Event #2: Thursday (7/4) – Tuesday (7/9)

No Apparent Threat/Elevated Threat southwest flow returns and a push of the ridge eastwards allows Gulf of Mexico moisture to return to the eastern plains.

Quite a bit of divergence in the models and members for this weekend, but with a trend of an upward tick in moisture, there will be an Elevated flood threat for the 4th of July weekend. A ridge begins to build over the state for the first part of the week. Then as the ridge is pushed east with the trough, an influx of higher PW values over eastern Colorado will be likely. A lee trough sets up on Thursday and Friday, so some severe weather may be possible along the eastern border.
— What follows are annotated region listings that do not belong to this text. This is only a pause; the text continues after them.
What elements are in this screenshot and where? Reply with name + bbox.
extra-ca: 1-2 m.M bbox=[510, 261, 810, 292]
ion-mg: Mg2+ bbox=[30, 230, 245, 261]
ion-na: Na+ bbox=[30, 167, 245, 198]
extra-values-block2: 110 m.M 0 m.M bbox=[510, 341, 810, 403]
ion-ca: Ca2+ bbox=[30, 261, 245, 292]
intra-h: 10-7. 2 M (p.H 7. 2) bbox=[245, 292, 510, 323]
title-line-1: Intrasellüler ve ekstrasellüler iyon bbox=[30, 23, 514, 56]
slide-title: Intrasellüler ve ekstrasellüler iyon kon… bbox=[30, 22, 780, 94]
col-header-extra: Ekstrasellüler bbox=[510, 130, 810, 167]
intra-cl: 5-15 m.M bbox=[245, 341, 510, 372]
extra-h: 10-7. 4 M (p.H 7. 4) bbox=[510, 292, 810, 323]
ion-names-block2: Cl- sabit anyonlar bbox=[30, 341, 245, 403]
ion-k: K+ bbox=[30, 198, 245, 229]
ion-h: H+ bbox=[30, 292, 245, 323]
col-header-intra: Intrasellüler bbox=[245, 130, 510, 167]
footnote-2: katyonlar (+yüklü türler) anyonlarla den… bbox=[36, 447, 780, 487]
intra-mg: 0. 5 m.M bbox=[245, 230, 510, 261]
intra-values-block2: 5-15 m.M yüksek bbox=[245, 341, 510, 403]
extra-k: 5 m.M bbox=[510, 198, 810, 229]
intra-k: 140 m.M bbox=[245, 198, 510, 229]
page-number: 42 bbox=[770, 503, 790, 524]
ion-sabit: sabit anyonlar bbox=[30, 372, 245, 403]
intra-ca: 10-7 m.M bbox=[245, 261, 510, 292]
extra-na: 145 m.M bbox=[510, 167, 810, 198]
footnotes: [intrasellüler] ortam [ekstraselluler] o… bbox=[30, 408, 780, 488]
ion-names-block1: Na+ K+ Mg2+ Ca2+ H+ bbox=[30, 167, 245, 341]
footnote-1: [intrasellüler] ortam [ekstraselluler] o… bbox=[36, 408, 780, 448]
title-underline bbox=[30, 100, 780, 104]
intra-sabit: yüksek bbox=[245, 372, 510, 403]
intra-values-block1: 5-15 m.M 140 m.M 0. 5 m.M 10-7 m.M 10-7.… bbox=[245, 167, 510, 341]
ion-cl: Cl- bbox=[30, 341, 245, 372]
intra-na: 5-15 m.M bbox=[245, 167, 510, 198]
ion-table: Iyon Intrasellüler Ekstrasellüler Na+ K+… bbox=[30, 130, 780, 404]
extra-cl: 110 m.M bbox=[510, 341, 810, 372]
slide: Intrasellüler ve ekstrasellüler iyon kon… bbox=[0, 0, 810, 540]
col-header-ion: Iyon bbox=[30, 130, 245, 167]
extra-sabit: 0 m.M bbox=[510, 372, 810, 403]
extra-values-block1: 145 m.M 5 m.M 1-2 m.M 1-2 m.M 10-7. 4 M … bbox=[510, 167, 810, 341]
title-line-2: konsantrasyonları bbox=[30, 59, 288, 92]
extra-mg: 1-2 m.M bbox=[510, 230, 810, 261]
The main threats will be gusty winds and large hail. Hard to tell where the moisture will set up over the eastern plains, but storms in the area will likely produce at least moderate rainfall rates with a chance for heavy rainfall. Post frontal upslope flow on Saturday should cause more numerous storms over the mountains, but activity is not anticipated for the adjacent plains at this time. Storm activity on Sunday and Monday is forecast to spill into the adjacent plains with stronger steering flows and an increase in mid-level energy. Please tune back into the FTO on Thursday as models will come into better agreement for the pattern this weekend.